London announces a carbon tax at borders, following in the footsteps of the European Union

The United Kingdom announced on Monday, December 18, that it would introduce a new carbon tax on carbon-intensive imported goods by 2027, following on from a similar mechanism planned in the European Union (EU)

London announces a carbon tax at borders, following in the footsteps of the European Union

The United Kingdom announced on Monday, December 18, that it would introduce a new carbon tax on carbon-intensive imported goods by 2027, following on from a similar mechanism planned in the European Union (EU). .

“Goods imported into the UK from countries with a lower or no carbon price will have to pay a tax by 2027, ensuring that foreign products face a comparable carbon price to those produced in the UK. United,” according to a British government statement.

This tax will apply to carbon-intensive products in the iron, steel, aluminum, fertilizer, hydrogen, ceramics, glass, and cement sectors.
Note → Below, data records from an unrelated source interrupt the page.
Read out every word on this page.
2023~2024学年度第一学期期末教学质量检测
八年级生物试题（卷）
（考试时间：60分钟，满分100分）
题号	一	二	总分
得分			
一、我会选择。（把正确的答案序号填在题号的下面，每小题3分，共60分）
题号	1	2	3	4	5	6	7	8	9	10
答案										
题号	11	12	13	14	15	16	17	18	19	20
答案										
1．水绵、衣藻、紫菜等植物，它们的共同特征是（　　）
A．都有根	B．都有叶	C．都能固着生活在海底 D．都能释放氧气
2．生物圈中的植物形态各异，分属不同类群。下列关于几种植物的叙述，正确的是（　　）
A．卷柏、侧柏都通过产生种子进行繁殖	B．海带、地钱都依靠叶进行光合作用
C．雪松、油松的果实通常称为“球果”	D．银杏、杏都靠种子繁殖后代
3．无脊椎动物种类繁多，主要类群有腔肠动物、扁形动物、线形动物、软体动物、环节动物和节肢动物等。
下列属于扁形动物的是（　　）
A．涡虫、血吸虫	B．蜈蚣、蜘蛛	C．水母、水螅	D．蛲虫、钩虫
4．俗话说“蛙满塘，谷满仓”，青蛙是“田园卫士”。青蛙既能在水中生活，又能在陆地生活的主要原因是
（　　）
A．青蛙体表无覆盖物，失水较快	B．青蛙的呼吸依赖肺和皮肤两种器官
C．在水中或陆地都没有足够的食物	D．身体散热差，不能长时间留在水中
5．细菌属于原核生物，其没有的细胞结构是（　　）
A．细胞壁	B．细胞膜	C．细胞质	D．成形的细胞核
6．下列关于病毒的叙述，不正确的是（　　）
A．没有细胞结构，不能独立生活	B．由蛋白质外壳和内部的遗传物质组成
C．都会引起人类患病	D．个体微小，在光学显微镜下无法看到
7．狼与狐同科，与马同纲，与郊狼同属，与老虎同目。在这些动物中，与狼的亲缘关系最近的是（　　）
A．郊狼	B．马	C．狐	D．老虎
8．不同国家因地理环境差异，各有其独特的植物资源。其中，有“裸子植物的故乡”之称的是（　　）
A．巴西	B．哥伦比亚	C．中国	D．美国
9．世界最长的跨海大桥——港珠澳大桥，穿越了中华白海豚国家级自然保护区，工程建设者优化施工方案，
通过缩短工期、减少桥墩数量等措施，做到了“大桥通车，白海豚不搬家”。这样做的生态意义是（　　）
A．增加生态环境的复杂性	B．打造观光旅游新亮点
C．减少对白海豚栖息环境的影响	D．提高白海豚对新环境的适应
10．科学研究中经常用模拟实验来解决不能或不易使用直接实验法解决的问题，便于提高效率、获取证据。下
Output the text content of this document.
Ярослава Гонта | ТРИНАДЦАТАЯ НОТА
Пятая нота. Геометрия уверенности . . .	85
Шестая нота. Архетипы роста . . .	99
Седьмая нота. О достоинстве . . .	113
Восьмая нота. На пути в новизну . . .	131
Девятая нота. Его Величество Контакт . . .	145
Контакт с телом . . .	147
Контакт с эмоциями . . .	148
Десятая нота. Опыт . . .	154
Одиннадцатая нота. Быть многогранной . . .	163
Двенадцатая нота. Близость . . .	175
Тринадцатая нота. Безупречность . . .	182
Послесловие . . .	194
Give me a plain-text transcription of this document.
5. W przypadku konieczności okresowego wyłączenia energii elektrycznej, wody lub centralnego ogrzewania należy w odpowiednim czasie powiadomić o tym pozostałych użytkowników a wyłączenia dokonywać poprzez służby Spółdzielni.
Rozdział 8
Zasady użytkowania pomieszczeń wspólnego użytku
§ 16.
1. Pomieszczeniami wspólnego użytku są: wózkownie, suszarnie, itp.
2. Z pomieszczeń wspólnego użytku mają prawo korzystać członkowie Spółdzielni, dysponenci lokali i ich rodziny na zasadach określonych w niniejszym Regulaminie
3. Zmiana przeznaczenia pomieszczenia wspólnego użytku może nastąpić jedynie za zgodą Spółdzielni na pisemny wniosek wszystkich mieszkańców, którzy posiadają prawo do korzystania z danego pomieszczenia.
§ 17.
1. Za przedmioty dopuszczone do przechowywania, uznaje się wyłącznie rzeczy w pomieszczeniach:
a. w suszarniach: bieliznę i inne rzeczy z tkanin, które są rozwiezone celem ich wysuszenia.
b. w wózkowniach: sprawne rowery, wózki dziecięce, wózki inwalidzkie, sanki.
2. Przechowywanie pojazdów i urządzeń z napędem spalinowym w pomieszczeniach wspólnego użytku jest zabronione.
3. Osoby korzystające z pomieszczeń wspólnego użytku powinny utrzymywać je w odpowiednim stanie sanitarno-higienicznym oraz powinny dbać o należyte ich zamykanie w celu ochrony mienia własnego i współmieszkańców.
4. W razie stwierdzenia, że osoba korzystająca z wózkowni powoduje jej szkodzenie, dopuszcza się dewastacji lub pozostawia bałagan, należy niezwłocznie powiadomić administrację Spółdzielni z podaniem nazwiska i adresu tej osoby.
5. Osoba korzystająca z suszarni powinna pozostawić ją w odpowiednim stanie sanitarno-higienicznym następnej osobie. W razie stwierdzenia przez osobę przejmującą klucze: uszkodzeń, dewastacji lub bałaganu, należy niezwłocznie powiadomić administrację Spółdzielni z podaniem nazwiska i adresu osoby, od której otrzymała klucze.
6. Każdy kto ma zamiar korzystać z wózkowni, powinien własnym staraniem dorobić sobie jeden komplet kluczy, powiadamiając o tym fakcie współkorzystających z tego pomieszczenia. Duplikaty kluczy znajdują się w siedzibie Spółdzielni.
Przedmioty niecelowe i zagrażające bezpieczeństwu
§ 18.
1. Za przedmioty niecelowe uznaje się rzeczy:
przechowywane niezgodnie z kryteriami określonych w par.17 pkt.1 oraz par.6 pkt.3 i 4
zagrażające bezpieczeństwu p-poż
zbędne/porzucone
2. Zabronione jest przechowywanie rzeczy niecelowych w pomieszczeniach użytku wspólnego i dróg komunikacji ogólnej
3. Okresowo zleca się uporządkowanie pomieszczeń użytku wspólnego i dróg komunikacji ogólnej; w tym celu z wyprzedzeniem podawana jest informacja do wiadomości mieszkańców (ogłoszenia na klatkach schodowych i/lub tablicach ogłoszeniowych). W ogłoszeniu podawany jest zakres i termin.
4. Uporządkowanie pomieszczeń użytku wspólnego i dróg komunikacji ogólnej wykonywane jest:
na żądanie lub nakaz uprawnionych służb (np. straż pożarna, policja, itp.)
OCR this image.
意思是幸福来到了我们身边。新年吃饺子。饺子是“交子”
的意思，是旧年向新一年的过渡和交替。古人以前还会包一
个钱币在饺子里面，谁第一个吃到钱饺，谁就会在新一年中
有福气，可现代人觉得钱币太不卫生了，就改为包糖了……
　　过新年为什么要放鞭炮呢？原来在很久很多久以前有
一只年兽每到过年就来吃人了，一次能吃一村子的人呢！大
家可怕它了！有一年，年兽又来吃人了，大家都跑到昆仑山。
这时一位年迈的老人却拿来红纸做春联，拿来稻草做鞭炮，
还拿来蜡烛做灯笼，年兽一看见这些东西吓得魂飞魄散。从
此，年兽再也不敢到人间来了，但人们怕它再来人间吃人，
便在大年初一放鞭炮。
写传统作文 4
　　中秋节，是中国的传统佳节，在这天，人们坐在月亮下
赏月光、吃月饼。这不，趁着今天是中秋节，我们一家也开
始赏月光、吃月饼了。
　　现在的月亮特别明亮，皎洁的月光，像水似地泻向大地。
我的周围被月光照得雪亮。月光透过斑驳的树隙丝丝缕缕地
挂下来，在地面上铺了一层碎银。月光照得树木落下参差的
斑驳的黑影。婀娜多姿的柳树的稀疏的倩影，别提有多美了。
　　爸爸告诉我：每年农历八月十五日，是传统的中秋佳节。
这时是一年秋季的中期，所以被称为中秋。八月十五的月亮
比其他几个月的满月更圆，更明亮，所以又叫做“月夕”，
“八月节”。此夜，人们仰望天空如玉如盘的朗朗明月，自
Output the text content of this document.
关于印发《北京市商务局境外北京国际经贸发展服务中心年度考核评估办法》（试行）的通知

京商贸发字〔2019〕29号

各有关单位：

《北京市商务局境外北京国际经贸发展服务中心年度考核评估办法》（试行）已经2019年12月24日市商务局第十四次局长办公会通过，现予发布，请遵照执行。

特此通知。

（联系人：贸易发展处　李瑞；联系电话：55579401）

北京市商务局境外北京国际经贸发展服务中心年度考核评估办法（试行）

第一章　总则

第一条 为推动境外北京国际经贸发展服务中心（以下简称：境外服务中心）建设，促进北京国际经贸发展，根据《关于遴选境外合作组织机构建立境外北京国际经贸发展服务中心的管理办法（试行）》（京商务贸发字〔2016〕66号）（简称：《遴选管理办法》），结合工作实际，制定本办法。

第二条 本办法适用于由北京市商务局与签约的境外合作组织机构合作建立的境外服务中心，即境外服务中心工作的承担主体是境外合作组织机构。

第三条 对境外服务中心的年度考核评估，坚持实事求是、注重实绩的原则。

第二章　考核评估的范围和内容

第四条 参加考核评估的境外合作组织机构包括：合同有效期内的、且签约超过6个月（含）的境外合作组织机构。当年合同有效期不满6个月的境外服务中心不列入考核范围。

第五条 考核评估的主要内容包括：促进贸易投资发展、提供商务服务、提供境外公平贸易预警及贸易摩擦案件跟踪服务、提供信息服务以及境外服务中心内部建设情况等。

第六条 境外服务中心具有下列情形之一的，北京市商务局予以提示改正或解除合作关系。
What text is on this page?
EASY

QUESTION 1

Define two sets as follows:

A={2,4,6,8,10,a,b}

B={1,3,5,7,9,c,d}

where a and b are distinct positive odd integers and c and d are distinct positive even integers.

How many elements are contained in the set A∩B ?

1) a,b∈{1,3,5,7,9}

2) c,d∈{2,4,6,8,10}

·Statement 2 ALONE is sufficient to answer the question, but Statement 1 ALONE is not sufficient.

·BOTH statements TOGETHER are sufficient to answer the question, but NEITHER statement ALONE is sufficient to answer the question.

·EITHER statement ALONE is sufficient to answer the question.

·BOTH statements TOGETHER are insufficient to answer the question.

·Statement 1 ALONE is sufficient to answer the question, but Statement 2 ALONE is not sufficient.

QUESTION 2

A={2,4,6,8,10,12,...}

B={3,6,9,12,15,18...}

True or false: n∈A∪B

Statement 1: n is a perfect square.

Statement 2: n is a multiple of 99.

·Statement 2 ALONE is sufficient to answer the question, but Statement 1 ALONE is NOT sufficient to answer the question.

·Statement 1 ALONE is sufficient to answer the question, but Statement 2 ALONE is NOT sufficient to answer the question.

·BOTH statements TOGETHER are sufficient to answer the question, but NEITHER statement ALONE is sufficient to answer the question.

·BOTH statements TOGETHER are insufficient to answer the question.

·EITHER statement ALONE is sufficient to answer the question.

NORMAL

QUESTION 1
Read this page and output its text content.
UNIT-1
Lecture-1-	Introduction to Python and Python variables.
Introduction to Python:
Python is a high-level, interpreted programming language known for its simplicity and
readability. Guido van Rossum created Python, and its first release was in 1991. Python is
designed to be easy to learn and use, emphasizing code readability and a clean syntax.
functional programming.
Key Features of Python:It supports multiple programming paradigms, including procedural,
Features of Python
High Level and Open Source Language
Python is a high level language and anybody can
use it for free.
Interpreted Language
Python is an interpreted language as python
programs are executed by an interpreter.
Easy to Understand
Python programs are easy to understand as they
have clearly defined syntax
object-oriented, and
The measure will be subject to more in-depth consultation in 2024, in particular to determine the precise list of products concerned.

This new system will work “alongside the British emissions trading system” – which has taken over from the European carbon market created in 2005 since Brexit –, the reform of which is also under study, London said. in his press release.

“Rights to pollute”

In the EU, the globally unique Carbon Border Adjustment Mechanism (CBAM) is due to come into force in 2026. The tax will force importers into the EU of goods from third countries to purchase certificates to cover the direct CO2 emissions generated by these products, in order to create fair conditions of competition between foreign companies and European companies, which must buy “rights to pollute” on the European carbon market.

If a carbon price already exists in a third country, importers will only pay the difference. “China has, for example, already set a carbon price, which is still lower than that of the EU but which could increase. The hope is that each country does the same,” Thomas Pellerin-Carlin, director of the EU program at the Institute of Economics for the Climate, explains to Le Monde. Only countries with the same climate ambition as the EU will be exempt.

The system will take into account indirect emissions from electricity used for the production of imported products, according to a methodology which will be defined by the European Commission in 2026.

The mechanism will concern imports from sectors deemed the most polluting (iron, steel, aluminum, cement, fertilizers, electricity) proposed by the European Commission, extended to hydrogen, as requested by the European Parliament. By 2030, the MACF will be extended to all sectors where there are risks of carbon leakage, based on a list to be established by the Commission. MEPs wanted, for example, to see certain plastics or chemicals covered.